Cubierta

Sudhir Kakar
y Katharina Kakar

LA INDIA

Retrato de una sociedad

Traducción del inglés de Patricia Palomar Recio

Editorial Kairós

Sumario

Introducción

El hombre jerárquico

La red de la vida familiar

La autoridad en la cultura india

La interiorización de la casta

La suciedad y la discriminación

La mujer india: tradición y modernidad

Es una niña

La discriminación y la doncella

La etapa de la pubertad

El matrimonio: ¿es el amor necesario?

El hogar y el mundo

Sexualidad

El sexo en la India antigua

La mujer en el Kamasutra

El amor en los tiempos del Kamasutra

La sexualidad en los templos y la literatura de la India medieval

La sexualidad hoy en día

La sexualidad y la salud

Vírgenes y otras mujeres

La sexualidad en el matrimonio

Una sombra sobre la sexualidad masculina

La sexualidad alternativa

Salud y sanación: enfrentarse a la muerte

La salud y la enfermedad del cuerpo según el ayurveda

Cita con el doctor ayurvédico

La comida según la mente india

La salud y la medicina moderna

La concepción de la muerte

Religión y espiritualidad

El nacionalista hindú

El hindú flexible

El conflicto entre hindúes y musulmanes

El musulmán a los ojos del hindú

El hindú a los ojos del musulmán

Del conflicto a la violencia

El aumento gradual de la violencia

El papel de los demagogos religioso-políticos

Rumores y disturbios

El marco moral de la violencia

El futuro del conflicto hindú-musulmán

La mente india

La visión hindú del mundo

El moksha, el propósito de la vida

El dharma, lo correcto y lo incorrecto

El karma y el renacimiento según la mente india

Yo y el otro: separación y conexión

Lo masculino y lo femenino

Notas y referencias

Notas de la traductora

INTRODUCCIÓN

Nuestro libro versa sobre la identidad india, la “indianidad”, esa parte cultural de la mente que conforma las actividades y preocupaciones de la vida diaria de un gran número de indios sirviéndoles de guía en el viaje de la vida.
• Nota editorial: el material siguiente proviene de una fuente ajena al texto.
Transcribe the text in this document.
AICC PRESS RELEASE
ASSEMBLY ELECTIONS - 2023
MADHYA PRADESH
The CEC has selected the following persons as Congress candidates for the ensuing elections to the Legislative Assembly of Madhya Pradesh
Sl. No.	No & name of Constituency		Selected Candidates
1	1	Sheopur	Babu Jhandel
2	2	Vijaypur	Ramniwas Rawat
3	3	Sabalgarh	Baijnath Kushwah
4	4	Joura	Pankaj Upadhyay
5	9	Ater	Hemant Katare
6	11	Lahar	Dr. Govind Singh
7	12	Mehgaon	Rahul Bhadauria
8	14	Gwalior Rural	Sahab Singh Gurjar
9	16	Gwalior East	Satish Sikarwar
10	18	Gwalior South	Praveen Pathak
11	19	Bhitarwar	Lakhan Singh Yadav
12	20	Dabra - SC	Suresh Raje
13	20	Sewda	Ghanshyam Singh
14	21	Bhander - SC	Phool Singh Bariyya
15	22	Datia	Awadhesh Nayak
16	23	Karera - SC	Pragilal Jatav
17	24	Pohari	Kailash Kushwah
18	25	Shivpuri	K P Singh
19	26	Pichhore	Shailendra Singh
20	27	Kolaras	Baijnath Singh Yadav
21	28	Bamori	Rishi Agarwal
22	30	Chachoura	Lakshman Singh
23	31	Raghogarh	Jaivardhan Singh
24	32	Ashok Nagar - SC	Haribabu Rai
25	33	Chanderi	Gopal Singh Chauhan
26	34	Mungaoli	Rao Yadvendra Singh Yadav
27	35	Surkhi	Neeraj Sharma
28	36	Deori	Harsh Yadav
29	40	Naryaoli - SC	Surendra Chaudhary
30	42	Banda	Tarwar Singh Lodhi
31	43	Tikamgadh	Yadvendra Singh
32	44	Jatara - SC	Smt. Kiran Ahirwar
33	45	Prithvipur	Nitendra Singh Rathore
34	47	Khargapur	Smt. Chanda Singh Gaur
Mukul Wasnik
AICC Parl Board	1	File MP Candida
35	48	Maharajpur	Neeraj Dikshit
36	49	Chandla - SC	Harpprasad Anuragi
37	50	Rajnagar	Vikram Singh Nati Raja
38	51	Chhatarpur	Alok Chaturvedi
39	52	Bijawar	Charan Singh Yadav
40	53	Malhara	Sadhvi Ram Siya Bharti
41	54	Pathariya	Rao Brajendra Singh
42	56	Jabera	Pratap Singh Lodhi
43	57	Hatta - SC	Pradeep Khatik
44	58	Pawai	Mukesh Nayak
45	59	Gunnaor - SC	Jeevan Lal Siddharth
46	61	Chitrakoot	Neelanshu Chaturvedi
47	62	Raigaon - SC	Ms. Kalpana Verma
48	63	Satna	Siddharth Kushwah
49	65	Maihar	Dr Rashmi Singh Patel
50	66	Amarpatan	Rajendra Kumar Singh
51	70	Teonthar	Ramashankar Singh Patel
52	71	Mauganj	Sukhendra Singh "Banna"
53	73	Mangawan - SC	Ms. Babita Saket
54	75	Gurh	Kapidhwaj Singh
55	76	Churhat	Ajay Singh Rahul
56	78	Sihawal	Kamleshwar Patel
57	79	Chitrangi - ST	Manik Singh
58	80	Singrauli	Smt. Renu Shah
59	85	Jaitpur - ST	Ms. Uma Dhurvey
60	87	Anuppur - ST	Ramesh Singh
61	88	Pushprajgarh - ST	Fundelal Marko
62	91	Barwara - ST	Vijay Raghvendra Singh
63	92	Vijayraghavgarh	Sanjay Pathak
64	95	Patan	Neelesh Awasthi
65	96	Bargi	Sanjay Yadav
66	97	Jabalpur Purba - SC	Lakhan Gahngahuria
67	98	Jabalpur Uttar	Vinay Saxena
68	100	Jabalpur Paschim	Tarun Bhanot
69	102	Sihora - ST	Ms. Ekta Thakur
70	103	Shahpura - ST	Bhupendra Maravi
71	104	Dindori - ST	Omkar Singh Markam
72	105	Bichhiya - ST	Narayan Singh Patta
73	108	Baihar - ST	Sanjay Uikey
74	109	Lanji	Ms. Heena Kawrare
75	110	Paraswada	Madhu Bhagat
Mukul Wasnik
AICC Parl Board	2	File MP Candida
La actitud hacia superiores y subordinados, la elección de la comida para gozar de salud y vitalidad, la red de deberes y obligaciones en la vida familiar, esferas en las que influye la parte cultural de la mente tanto o más que en las ideas sobre la relación adecuada entre los dos sexos, o sobre la relación ideal con dios. Por supuesto, los elementos culturales propios de la familia, la casta, la clase o el grupo étnico pueden modificar y revestir la herencia que la civilización pueda dejar en una persona india. Con todo y con ello, se mantiene una sensación subyacente de indianidad, incluso en la tercera o cuarta generación en la diáspora india en todo el mundo –y no solo cuando se reúnen para la celebración de DiwaliI o para ver una película de Bollywood–.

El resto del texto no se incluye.